Come dicevo, la Convenzione di Istanbul è molto chiara su questo punto: “Il consenso deve essere dato volontariamente come libera espressione della volontà della persona”. Il consenso quindi va chiesto sempre, in qualsiasi rapporto sessuale; è reversibile, specifico e non può essere ottenuto sotto pressione o forzatura o manipolazione psicologica.
Purtroppo il nostro codice penale non ha recepito le indicazioni della Convenzione e individua la fattispecie del reato di violenza sessuale all’art. 609 bis del codice penale che recita “Chiunque, con violenza o minaccia o mediante abuso di autorità costringe taluno a compiere o subire atti sessuali è punito con la reclusione da sei a dodici anni”; di consenso quindi non si parla. Basterebbe veramente poco per cambiare un articolo del codice. Ci stanno provando sia Laura Boldrini che Valeria Valente, che hanno presentato due proposte di legge per la modifica dell’art. 609-bis del c.p. rispettivamente alla Camera e al Senato, modifica che prevede l’esplicito richiamo al consenso.

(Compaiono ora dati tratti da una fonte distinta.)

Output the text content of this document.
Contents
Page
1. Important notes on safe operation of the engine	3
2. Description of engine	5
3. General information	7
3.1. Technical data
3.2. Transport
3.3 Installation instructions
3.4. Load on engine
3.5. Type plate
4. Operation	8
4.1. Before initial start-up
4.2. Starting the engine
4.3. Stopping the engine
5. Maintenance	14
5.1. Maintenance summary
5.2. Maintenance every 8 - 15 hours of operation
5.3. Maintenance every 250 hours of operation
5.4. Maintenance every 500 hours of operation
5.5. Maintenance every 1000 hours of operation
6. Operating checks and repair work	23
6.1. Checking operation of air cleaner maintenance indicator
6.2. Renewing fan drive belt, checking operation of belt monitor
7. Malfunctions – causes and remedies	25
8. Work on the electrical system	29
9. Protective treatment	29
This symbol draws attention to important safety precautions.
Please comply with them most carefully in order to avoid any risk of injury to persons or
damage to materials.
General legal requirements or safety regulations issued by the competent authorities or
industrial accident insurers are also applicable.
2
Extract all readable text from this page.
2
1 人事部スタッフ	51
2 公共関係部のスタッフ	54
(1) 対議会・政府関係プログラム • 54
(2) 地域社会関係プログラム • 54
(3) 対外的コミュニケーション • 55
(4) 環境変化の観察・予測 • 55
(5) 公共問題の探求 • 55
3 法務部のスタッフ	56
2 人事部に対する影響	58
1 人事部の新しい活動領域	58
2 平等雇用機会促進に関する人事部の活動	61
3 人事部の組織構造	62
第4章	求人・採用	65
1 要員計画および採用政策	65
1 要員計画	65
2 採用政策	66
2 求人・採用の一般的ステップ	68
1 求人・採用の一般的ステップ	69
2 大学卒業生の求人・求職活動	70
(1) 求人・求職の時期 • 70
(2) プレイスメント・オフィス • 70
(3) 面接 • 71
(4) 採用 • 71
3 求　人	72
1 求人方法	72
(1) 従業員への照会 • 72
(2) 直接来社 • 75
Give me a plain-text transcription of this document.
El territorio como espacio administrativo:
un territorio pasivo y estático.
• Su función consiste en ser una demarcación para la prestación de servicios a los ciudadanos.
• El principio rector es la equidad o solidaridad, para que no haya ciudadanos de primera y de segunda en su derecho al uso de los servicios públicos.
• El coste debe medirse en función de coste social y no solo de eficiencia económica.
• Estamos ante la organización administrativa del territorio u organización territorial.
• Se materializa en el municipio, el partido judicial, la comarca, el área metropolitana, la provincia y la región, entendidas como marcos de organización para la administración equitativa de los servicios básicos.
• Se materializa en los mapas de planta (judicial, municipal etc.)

Possiamo sperare che la discussione di queste proposte di legge, che si sostanziano solo nella modifica di un articolo, venga calendarizzata in tempi accettabili e che si arrivi in breve tempo ad approvarle? Possiamo sperare che le tante parole che si spendono da parte delle istituzioni per il contrasto alla violenza contro le donne intorno al 25 novembre si concretizzino in una rapida modifica di quell’articolo che incide anche a livello culturale? Possiamo sperare che una volta tanto prevalga la difesa dei diritti di chi è vittima e che non la si sacrifichi, come è successo per la Direttiva europea sulla violenza contro le donne, agli interessi dei singoli Stati, a bieche strategie elettorali e alla salvaguardia del patriarcato, retaggio non sradicato della nostra cultura e vera radice della violenza contro le donne?